CEO Jung berdiri, melangkah ke meja kerjanya, lalu menatap Ilsan dari balik kursi. “Kalau kamu dan aku punya tujuan yang sama, kenapa kita gak kerja sama saja?” katanya. Ilsan menatap balik, matanya menyala penuh semangat. Ia tahu arah pembicaraan ini, dan ia tak berniat menolak. “Kalau anda bersedia, saya gak akan melewatkan kesempatan ini,” ucapnya. CEO Jung tersenyum, lalu mengungkap langkah pertama: Kang Ilsan akan menjadi pemimpin Songhwa Entertainment. Dan permainan pun dimulai.
**
Ji Soo menyelinap masuk ke rumah yang dulu pernah ia sebut sebagai tempat tinggal. Malam itu, langkahnya pelan dan penuh kehati-hatian. Ia tahu ibu tirinya sedang keluar, dan kesempatan itu tak akan datang dua kali. Di dalam laci tua di kamar ayahnya, ia menemukan surat kepemilikan rumah dokumen yang selama ini ia cari. Dengan napas tertahan, ia menggenggam map itu dan bersiap pergi. Namun sebelum sempat melangkah keluar, suara Ji Sang memecah keheningan. Ia berdiri di ambang pintu, menatap Ji Soo dengan wajah bingung, lalu matanya tertuju pada map di tangan kakaknya.
“Apa yang Noona lakukan di sini?” tanyanya, lalu melangkah mendekat. Ji Soo tak menjawab, hanya berusaha pergi. Tapi Ji Sang dengan cepat merebut map itu dan membuka isinya. Matanya membesar. “Kamu mau mencuri surat rumah ini?” ucapnya, tak percaya. Ji Soo mencoba merebut kembali dokumen itu, namun Ji Sang menghindar. Ketegangan memuncak. Ji Soo menendang tulang kering adiknya, membuat map itu terlepas dari genggaman. Ji Sang mengerang pelan, memegangi kakinya. Ji Soo segera mengambil surat itu dan hendak kabur, namun Ji Sang memeluknya dari belakang, menahannya dengan sekuat tenaga. “Tidak akan kubiarkan Noona pergi membawa surat itu,” katanya.
Ji Soo berteriak, penuh amarah. Ia mengancam akan mengusir Ji Sang dan ibunya dari rumah itu, membuat mereka tidur di jalanan. Tepat saat kata-kata itu meluncur, ibu tirinya pulang dan menyaksikan semuanya. Tanpa peringatan, ia menampar Ji Soo keras hingga gadis itu terjatuh ke lantai.
Ji Sang tertegun, tak menyangka ibunya akan bertindak sejauh itu. Ia berlutut di samping Ji Soo, mencoba menenangkan, tapi Ji Soo menepis tangannya dengan sorot mata penuh luka. Ia berdiri, menatap ibu tirinya dengan dingin. “Kau puas sudah menamparku? Kalau begitu, tinggalkan rumah ini sekarang juga,” ucapnya, menahan amarah yang nyaris meledak.

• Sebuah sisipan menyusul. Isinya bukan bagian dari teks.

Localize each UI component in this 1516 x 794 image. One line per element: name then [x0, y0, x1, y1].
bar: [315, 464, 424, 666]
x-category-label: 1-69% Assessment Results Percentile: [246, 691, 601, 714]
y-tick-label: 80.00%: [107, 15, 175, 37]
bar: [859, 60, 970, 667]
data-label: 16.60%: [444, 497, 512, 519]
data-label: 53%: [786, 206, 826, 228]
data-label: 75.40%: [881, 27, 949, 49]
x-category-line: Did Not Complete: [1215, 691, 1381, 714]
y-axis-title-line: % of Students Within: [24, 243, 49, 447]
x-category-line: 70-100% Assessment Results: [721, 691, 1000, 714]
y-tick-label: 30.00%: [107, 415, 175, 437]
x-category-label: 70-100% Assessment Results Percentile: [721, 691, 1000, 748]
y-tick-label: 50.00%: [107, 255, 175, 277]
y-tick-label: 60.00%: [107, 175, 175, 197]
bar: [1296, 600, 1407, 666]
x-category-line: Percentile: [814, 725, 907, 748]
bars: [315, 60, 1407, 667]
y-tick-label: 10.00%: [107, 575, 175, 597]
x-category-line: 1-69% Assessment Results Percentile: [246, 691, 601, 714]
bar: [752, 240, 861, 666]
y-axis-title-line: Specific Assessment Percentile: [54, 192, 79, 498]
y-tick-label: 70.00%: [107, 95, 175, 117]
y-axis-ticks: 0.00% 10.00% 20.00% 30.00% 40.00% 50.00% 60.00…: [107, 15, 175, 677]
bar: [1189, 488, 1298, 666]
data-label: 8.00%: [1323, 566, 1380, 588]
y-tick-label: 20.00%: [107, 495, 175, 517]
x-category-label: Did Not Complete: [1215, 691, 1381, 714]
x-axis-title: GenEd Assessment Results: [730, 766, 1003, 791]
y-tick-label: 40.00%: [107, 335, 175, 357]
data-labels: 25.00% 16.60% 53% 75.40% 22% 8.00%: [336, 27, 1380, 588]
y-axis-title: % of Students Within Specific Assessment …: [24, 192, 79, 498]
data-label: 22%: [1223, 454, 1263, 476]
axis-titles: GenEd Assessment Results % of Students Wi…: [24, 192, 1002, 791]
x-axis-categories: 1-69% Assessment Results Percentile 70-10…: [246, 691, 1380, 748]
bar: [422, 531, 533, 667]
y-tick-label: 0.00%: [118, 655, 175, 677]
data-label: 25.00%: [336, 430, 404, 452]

Ibu tirinya tak gentar. Ia mengeluarkan selembar kertas yang terlipat dan menyodorkannya. “Baca baik-baik dan pastikan, apakah kita keluarga atau bukan.” Ji Soo terdiam. Ragu, tapi penasaran. Ia membuka lipatan itu perlahan, dan matanya membesar saat membaca hasil tes DNA menyatakan bahwa ia adalah anak kandung Shin Hae Sung. Ji Soo terpaku. “Ini tidak mungkin. Kamu pasti palsukan ini,” katanya, gemetar. Tapi ibu tirinya mencabut sehelai rambut dan menyerahkannya.
“Ambil. Lakukan tes sendiri kalau kau tak percaya. Aku tidak berbohong. Aku benar-benar ibumu.” Ji Soo tak berkata apa-apa lagi. Ia berlari keluar rumah, menuju rumah sakit, membawa rambut itu dan segunung pertanyaan yang tak bisa ia jawab. Di dalam hatinya, kemarahan dan ketakutan bercampur menjadi satu. Jika surat itu benar... maka seluruh hidupnya bisa berubah.